Two federally-classified, principal arterials in Auburn are 277th and Peasley Canyon Road, while all of Auburn Way North to Auburn Way South, R Street, West and East Valley highways, 15th Street across the valley to Lea Hill Road and Lea Hill to Highway 18 are federally-classified minor arterials; and 37th between West Valley Highway and Auburn Way North and C Street Southwest and Northwest are T1 and T2 freight routes.

The idea is to figure out, taking into account lights, bridges and traffic signals on those roads, the preservation cost for those roadways, and what would be the cost of effecting capacity improvements on them.

“We (Auburn) were part of the conversation to come up with what those roads were,” Gaub said.

Fifty seven percent of the revenue would be needed just for basic preservation and maintenance.
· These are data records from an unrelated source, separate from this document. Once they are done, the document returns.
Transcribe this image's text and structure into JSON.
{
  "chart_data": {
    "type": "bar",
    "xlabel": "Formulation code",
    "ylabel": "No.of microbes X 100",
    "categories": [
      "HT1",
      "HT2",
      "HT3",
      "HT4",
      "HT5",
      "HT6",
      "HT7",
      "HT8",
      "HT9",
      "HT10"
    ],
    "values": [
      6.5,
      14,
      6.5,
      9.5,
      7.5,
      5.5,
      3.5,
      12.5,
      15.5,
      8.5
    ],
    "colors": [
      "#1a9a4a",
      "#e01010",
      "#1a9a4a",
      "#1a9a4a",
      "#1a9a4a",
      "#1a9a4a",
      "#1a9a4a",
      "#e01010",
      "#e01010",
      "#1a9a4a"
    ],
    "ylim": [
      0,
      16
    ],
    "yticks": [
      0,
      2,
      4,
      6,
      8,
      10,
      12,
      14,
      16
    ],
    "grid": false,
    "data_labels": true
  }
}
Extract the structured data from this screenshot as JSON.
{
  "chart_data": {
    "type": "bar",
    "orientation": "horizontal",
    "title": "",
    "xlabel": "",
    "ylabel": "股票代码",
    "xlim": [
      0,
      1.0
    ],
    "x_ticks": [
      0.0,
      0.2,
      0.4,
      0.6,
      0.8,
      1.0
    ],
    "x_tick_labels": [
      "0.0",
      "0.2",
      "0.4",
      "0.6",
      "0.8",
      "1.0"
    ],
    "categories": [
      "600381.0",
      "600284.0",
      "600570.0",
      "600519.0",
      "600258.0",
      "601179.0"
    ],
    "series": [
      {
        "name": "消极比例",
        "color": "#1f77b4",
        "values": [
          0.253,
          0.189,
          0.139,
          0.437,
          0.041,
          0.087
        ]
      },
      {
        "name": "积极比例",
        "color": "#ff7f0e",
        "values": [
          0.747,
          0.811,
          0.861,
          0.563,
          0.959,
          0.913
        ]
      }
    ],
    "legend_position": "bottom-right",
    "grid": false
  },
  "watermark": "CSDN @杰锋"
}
Among the many revenue raising options are: indexing the fuel tax to inflation; implementing a carbon tax on motor fuels; increasing the sales tax on motor fuels; raising parking fees and taxes; increasing vehicle license fees; or putting a road usage charge in place.

All of which, Deputy Mayor Bob Baggett noted, involve taxes.

“It looks like one heckuva lot of tax increases coming down the line to accomplish most or any of this,” Baggett said of the list. “…We’re going to be taxing everybody out of existence if we’re not careful. “

“A lot of those may take legislative action. Some don’t take legislative action, they take local action to enact,” Gaub responded.

And if tax increases are taken off the table?

“Well, then, you are going to have crumbled roads,” Backus said.